Claire stopped walking. “Did she say that?”

“She didn’t have to,” he said.

They reached the dock. The boards creaked underfoot, water slapping gently at the pilings.

“Roof’s a priority,” Walker said. “Dock too. Windows in rooms three and five.”

“I’ll get estimates.”

He glanced at her notebook. “You’re making three lists, aren’t you?”

“Four,” she admitted.

Walker. smiled. “Figured.”

They continued toward the shed where the Starfall Chest waited—half-buried under dust, carved with stars and waves. Claire lifted the lid and found the letters—hundreds of them—left behind by guests over the years.

For the night, I almost gave up.

For the wish I never said out loud.

For the hope that saved me.

“This is it,” she whispered. “This is the story.”

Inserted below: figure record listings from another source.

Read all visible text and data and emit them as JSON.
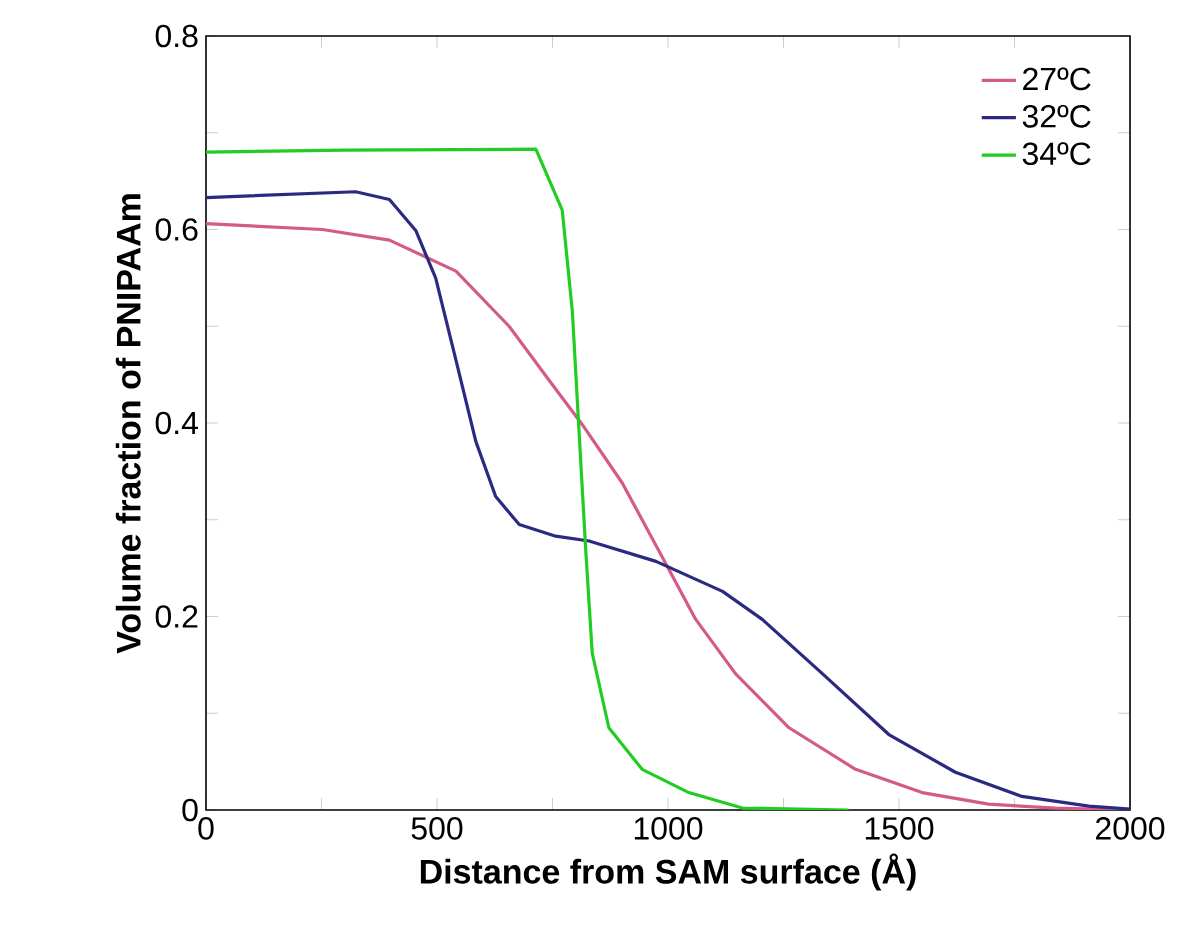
{
  "chart_data": {
    "type": "line",
    "xlabel": "Distance from SAM surface (Å)",
    "ylabel": "Volume fraction of PNIPAAm",
    "xlim": [
      0,
      2000
    ],
    "ylim": [
      0,
      0.8
    ],
    "xticks": [
      0,
      {
        "value": 250,
        "label": null
      },
      500,
      {
        "value": 750,
        "label": null
      },
      1000,
      {
        "value": 1250,
        "label": null
      },
      1500,
      {
        "value": 1750,
        "label": null
      },
      2000
    ],
    "yticks": [
      0,
      {
        "value": 0.1,
        "label": null
      },
      0.2,
      {
        "value": 0.3,
        "label": null
      },
      0.4,
      {
        "value": 0.5,
        "label": null
      },
      0.6,
      {
        "value": 0.7,
        "label": null
      },
      0.8
    ],
    "grid": false,
    "legend": "top right",
    "marker": "none",
    "line_style": "solid",
    "series": [
      {
        "name": "27ºC",
        "color": "#d45a8a",
        "x": [
          0,
          252,
          397,
          541,
          656,
          743,
          815,
          901,
          988,
          1060,
          1146,
          1262,
          1406,
          1550,
          1694,
          1839,
          2000
        ],
        "values": [
          0.606,
          0.6,
          0.589,
          0.557,
          0.5,
          0.444,
          0.398,
          0.338,
          0.261,
          0.197,
          0.141,
          0.085,
          0.042,
          0.018,
          0.006,
          0.002,
          0
        ]
      },
      {
        "name": "32ºC",
        "color": "#2a2a80",
        "x": [
          0,
          324,
          397,
          454,
          497,
          541,
          584,
          627,
          678,
          757,
          829,
          974,
          1118,
          1204,
          1334,
          1478,
          1622,
          1766,
          1911,
          2000
        ],
        "values": [
          0.633,
          0.639,
          0.631,
          0.599,
          0.55,
          0.465,
          0.381,
          0.324,
          0.295,
          0.283,
          0.278,
          0.257,
          0.226,
          0.197,
          0.141,
          0.078,
          0.039,
          0.014,
          0.004,
          0.001
        ]
      },
      {
        "name": "34ºC",
        "color": "#22cc22",
        "x": [
          0,
          300,
          714,
          771,
          793,
          807,
          822,
          836,
          872,
          944,
          1045,
          1161,
          1391
        ],
        "values": [
          0.68,
          0.682,
          0.683,
          0.62,
          0.515,
          0.395,
          0.268,
          0.162,
          0.085,
          0.042,
          0.018,
          0.002,
          0
        ]
      }
    ]
  }
}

Walker nodded. “Told you. People don’t just come here for the view.”

They stood together, dust swirling in the beam of light from the single bulb overhead.

Claire rested a hand on the chest. “We bring it back this year. Build the festival around it.”

“There she is,” Walker murmured.

“Who?”

“The Claire who always found a story in everything.”

Heat crept up her neck. “One idea doesn’t fix a mortgage.”

“No,” he agreed. “But it’s a start.”

She closed the chest gently. The weight of the year pressed at her, but for the first time, she felt her footing shift into steadier ground.

From inside the inn, Emma’s voice called, “Claire! Walker! Cookie emergency!”

Walker smirked. “Saved by sugar.”

They stepped out into the soft afternoon light, the inn rising behind them like an old friend waiting to see what they would do next.

The path ahead was long, complicated, maybe impossible.

But today had given them something real:

A beginning.

A purpose.

A story worth saving.

Claire headed back toward the kitchen, her notebook tucked under her arm, the answer inside her growing steadier with each step.

Yes, she thought, there is a piece of me here.

And maybe—just maybe—this time she was ready to see what it could become.